Partir en week-end, même trois ou quatre jours pour casser le rythme, rompre avec le quotidien, c'est une bonne idée mais cela suffit-il vraiment à nous libérer ? N'est-ce pas plutôt notre rapport au quotidien qu'il faut changer ?

"Le seul, le vrai, l'unique voyage c'est de changer de regard" disait Marcel Proust
"Le seul, le vrai, l'unique voyage c'est de changer de regard" disait Marcel Proust © Getty / JLPH

Escapade est un mot qui vient du verbe espagnol "escapar" qui vient lui-même d’un verbe latin qui signifie s’échapper. En ce sens le plaisir de l’escapade serait le plaisir de l’évasion. Mais le plaisir de l’évasion, lui, suppose que l’on se libère d’une situation où l’on se sent un peu prisonnier ou du moins un peu empêché de faire ce que l’on veut.
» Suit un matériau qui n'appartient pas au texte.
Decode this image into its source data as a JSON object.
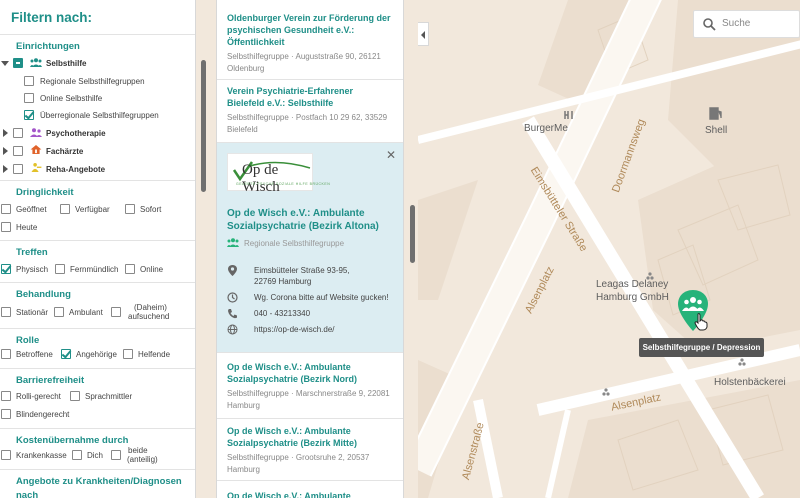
{
  "filter": {
    "title": "Filtern nach:",
    "einrichtungen": {
      "title": "Einrichtungen",
      "selbsthilfe": "Selbsthilfe",
      "sub": [
        "Regionale Selbsthilfegruppen",
        "Online Selbsthilfe",
        "Überregionale Selbsthilfegruppen"
      ],
      "categories": [
        "Psychotherapie",
        "Fachärzte",
        "Reha-Angebote"
      ]
    },
    "dringlichkeit": {
      "title": "Dringlichkeit",
      "options": [
        "Geöffnet",
        "Verfügbar",
        "Sofort",
        "Heute"
      ]
    },
    "treffen": {
      "title": "Treffen",
      "options": [
        "Physisch",
        "Fernmündlich",
        "Online"
      ]
    },
    "behandlung": {
      "title": "Behandlung",
      "options": [
        "Stationär",
        "Ambulant",
        "(Daheim)",
        "aufsuchend"
      ]
    },
    "rolle": {
      "title": "Rolle",
      "options": [
        "Betroffene",
        "Angehörige",
        "Helfende"
      ]
    },
    "barrierefreiheit": {
      "title": "Barrierefreiheit",
      "options": [
        "Rolli-gerecht",
        "Sprachmittler",
        "Blindengerecht"
      ]
    },
    "kosten": {
      "title": "Kostenübernahme durch",
      "options": [
        "Krankenkasse",
        "Dich",
        "beide",
        "(anteilig)"
      ]
    },
    "angebote": {
      "title": "Angebote zu Krankheiten/Diagnosen nach"
    }
  },
  "results": [
    {
      "title": "Oldenburger Verein zur Förderung der psychischen Gesundheit e.V.: Öffentlichkeit",
      "sub": "Selbsthilfegruppe · Auguststraße 90, 26121 Oldenburg"
    },
    {
      "title": "Verein Psychiatrie-Erfahrener Bielefeld e.V.: Selbsthilfe",
      "sub": "Selbsthilfegruppe · Postfach 10 29 62, 33529 Bielefeld"
    },
    {
      "title": "Op de Wisch e.V.: Ambulante Sozialpsychatrie (Bezirk Nord)",
      "sub": "Selbsthilfegruppe · Marschnerstraße 9, 22081 Hamburg"
    },
    {
      "title": "Op de Wisch e.V.: Ambulante Sozialpsychatrie (Bezirk Mitte)",
      "sub": "Selbsthilfegruppe · Grootsruhe 2, 20537 Hamburg"
    },
    {
      "title": "Op de Wisch e.V.: Ambulante"
    }
  ],
  "detail": {
    "logo_text": "Op de Wisch",
    "logo_sub": "GELEBTE PSYCHE SOZIALE HILFE BRÜCKEN",
    "title": "Op de Wisch e.V.: Ambulante Sozialpsychatrie (Bezirk Altona)",
    "category": "Regionale Selbsthilfegruppe",
    "address1": "Eimsbütteler Straße 93-95,",
    "address2": "22769 Hamburg",
    "note": "Wg. Corona bitte auf Website gucken!",
    "phone": "040 - 43213340",
    "website": "https://op-de-wisch.de/"
  },
  "map": {
    "search_placeholder": "Suche",
    "places": {
      "burgerme": "BurgerMe",
      "shell": "Shell",
      "leagas1": "Leagas Delaney",
      "leagas2": "Hamburg GmbH",
      "holsten": "Holstenbäckerei"
    },
    "streets": {
      "doormannsweg": "Doormannsweg",
      "eimsbuetteler": "Eimsbütteler Straße",
      "alsenplatz1": "Alsenplatz",
      "alsenplatz2": "Alsenplatz",
      "alsenstrasse": "Alsenstraße"
    },
    "tooltip": "Selbsthilfegruppe / Depression"
  },
  "colors": {
    "accent": "#1f8f88",
    "marker": "#26b37a",
    "detail_bg": "#dcedf2"
  }
}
Ainsi ces escapades que nous prenons plaisirs à décrire, seraient autant de moyens de nous libérer d’un quotidien pesant, marqué du sceau de la répétition et qui, à petit feu, brûlerait toutes nos ailes…

Alors certes, cela fait toujours du bien de partir, plaisir de la rupture de rythme, plaisir de la découverte de nouveaux lieux, ou au contraire des retrouvailles avec des endroits que l’on aime, mais en même temps c’est toujours trop court. 
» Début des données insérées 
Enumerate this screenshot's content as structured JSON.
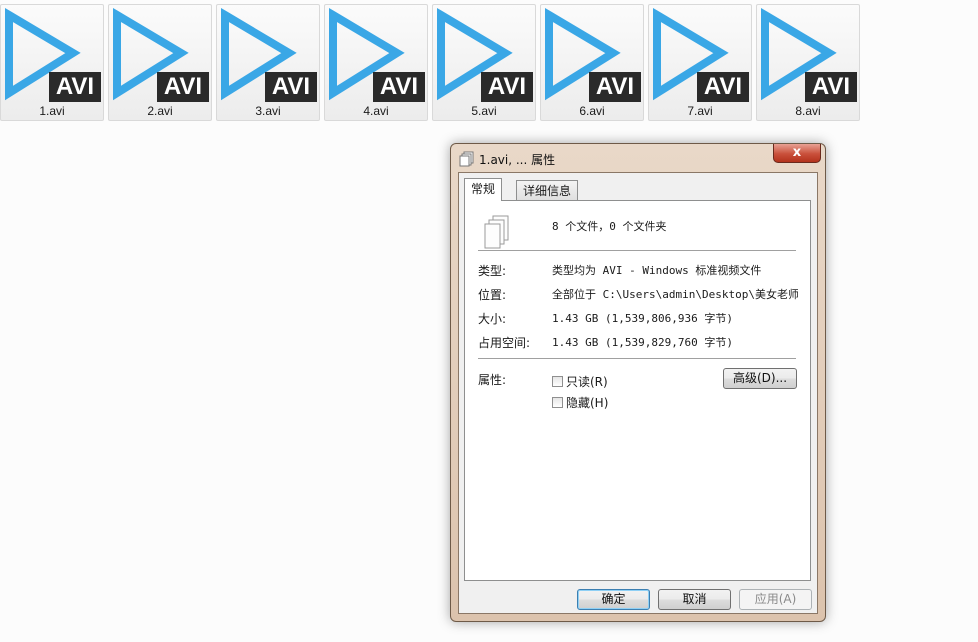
{
  "files": [
    {
      "name": "1.avi",
      "badge": "AVI"
    },
    {
      "name": "2.avi",
      "badge": "AVI"
    },
    {
      "name": "3.avi",
      "badge": "AVI"
    },
    {
      "name": "4.avi",
      "badge": "AVI"
    },
    {
      "name": "5.avi",
      "badge": "AVI"
    },
    {
      "name": "6.avi",
      "badge": "AVI"
    },
    {
      "name": "7.avi",
      "badge": "AVI"
    },
    {
      "name": "8.avi",
      "badge": "AVI"
    }
  ],
  "colors": {
    "play_accent": "#3aa7e6",
    "badge_bg": "#2a2a2a"
  },
  "dialog": {
    "title": "1.avi, ... 属性",
    "close_label": "x",
    "tabs": [
      {
        "label": "常规",
        "active": true
      },
      {
        "label": "详细信息",
        "active": false
      }
    ],
    "general": {
      "summary": "8 个文件，0 个文件夹",
      "type_label": "类型:",
      "type_value": "类型均为 AVI - Windows 标准视频文件",
      "location_label": "位置:",
      "location_value": "全部位于 C:\\Users\\admin\\Desktop\\美女老师上",
      "size_label": "大小:",
      "size_value": "1.43 GB (1,539,806,936 字节)",
      "disk_size_label": "占用空间:",
      "disk_size_value": "1.43 GB (1,539,829,760 字节)",
      "attributes_label": "属性:",
      "readonly_label": "只读(R)",
      "hidden_label": "隐藏(H)",
      "advanced_label": "高级(D)..."
    },
    "buttons": {
      "ok": "确定",
      "cancel": "取消",
      "apply": "应用(A)"
    }
  }
}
Le problème de l’escapade c’est qu’elle ne change pas vraiment notre rapport au quotidien, elle ne fait que nous changer les idées pendant quelques jours : c’est plus une permission de sortie qu’une véritable évasion ! 

Peut-on vraiment échapper au quotidien ? 

En fait il s’agit de transformer notre rapport au quotidien : non pas le fuir, mais l’investir. C’est exactement ce que fait tous les jours  cette émission Grand bien vous fasse. Et cette chronique en cette fin de saison est aussi une façon de récapituler ce bien que la vie quotidienne peut nous faire. Investir notre quotidien, le questionner, prendre le temps de le voir et de l’approfondir au lieu de le subir. C’est aussi ce que le grand écrivain Georges Perec adorait faire. Pendant trois jours, par exemple, Perec s’est installé dans un café, place Saint-Sulpice à Paris et il a tenté de décrire tout ce qu’il voyait pour épuiser, comme il le dit, le réel. Et il en a fait tout un livre ! Dans un autre de ses livres, La vie mode d’emploi, il raconte toute une comédie humaine en décrivant la vie d’un seul immeuble. 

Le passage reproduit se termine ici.